Coding Review Specialist in Brentwood, TN at Parallon

Date Posted: 7/9/2018

Job Snapshot

  • Employee Type:
    Full-Time
  • Location:
    Brentwood, TN
  • Job Type:
    Other
  • Experience:
    Not Specified
  • Date Posted:
    7/9/2018

Job Description



Parallon believes that organizations that continuously learn and improve will thrive. That's why, after more than a decade, Parallon remains dedicated to helping hospitals and hospital systems operate knowledgeably, intelligently, effectively and efficiently in the rapidly evolving healthcare marketplace, today and in the future. 

As one of the healthcare industry's leading providers of business and operational services, Parallon is uniquely equipped to provide a broad spectrum of customized services in the areas of revenue cycle, purchasing, supply chain, technology, workforce management and consulting. 

Parallon's purpose is simple. We serve and enable those who care for and improve human life in their communities.  




Clinical Denials Coding Review Specialist

Job Summary The Clinical Denials Coding Review Specialist is responsible for applying correct coding guidelines and payor requirements as it relates to researching, analyzing, and resolving outstanding clinical denials and insurance claims.  This job requires regular outreach to payors and Practices.

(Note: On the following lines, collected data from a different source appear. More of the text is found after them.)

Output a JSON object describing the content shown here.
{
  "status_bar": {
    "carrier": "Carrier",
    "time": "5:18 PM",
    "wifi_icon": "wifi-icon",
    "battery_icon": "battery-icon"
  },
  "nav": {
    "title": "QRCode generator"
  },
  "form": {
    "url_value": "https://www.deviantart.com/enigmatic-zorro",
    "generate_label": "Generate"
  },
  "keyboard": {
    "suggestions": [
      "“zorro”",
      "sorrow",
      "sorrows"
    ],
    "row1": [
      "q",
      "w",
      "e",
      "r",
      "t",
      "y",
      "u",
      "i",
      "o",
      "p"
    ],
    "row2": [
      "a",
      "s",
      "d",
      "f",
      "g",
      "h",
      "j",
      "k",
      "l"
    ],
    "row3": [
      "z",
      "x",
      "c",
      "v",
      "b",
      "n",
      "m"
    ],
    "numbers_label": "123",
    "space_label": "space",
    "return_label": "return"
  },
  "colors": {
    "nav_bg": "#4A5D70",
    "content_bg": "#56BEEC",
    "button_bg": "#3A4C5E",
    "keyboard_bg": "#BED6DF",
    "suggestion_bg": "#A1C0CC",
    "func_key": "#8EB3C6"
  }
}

Supervisor – Clinical Denials Coding Review and Appeals Manager

Supervises – None




Duties (included but not limited to)


•       Triage incoming inventory, validating appeal criteria is met in compliance with departmental policies and procedures


•       Review Medicare Recovery Audit Contractor (RAC) recoupment requests and process or appeal as appropriate


•       Compose technical denial arguments for reconsideration, including both written and telephonically


•       Overcome objections that prevent payment of the claim and gain commitment for payment through concise and effective appeal argument


•       Identify problem accounts/processes/trends and escalate as appropriate


•       Utilize effective documentation standards that support a strong historical record of actions taken on the account


•       Post denials, post or correct contractual adjustments, and post other non-cash related Explanation of Benefits (EOB) information


•       Update patient accounts as appropriate


•       Submit uncollectible claims for adjustment timely and correctly


•       Resolve claims impacted by payor recoupments, refunds, and posting errors


•       Assist team members with coding questions and provide resolution guidance


•       Provide coding guidance and support to Practices


•       Meet and maintain established departmental performance metrics for production and quality


•       Maintain working knowledge of workflow, systems, and tools used in the department


•       Practice and adhere to the “Code of Conduct” philosophy and “Mission and Value Statement”


•       Other duties as assigned

Knowledge, Skills, and Abilities


•       Communication - communicates clearly and concisely, verbally and in writing, utilizing proper punctuation and correct spelling


•       Customer orientation - establishes and maintains long-term customer relationships, building trust and respect by consistently meeting and exceeding expectations


•       Interpersonal skills - able to work effectively with other employees, patients, and external parties


•       PC skills - demonstrates proficiency in Microsoft Office applications and others as required


•       Policies & Procedures - demonstrates knowledge and understanding of organizational policies, procedures, and systems


•       Basic skills - demonstrates ability to organize, perform and track multiple tasks accurately in short timeframes; able to work quickly and accurately in a fast-paced environment while managing multiple demands; able to work both independently and collaboratively as a team player; demonstrates adaptability, analytical and problem solving skills, and attention to detail; and able to perform basic mathematical calculations, balance and reconcile figures, and transcribe accurately

Education

High school diploma or GED required

Experience

Minimum two years related experience preferred, such as accounts receivable follow-up, insurance follow-up and appeals, insurance posting, professional medical/billing, medical payment posting, and/or cash application.

Prior experience reading and interpreting Explanation of Benefits (EOB) required

Certificate/License

Coding certification through AHIMA or AAPC required

Physical Demands / Working Conditions– Requires prolonged sitting/standing, some bending, stooping, walking and stretching. Requires eye-hand coordination and manual dexterity sufficient to operate a keyboard, photocopier, telephone, calculator and other office equipment. Requires normal range of hearing and eyesight to record, prepare and communicate appropriate reports or other information. Requires lifting papers/boxes and pushing/pulling up to 25 pounds occasionally. Work is performed in an office environment or hospital setting. Work may be stressful at times. Contact may involve dealing with angry or upset people. Staff must remain flexible and available to provide staffing assistance for any/all disaster or emergency situations.

OSHA Category– The normal work routine involves no exposure to blood, body fluids, or tissues (although situations can be imagined or hypothesized under which anyone, anywhere, might encounter potential exposure to body fluids). Persons who perform these duties are not called upon as part of their employment to perform or assist in emergency care or first aid, or to be potentially exposed in some other way.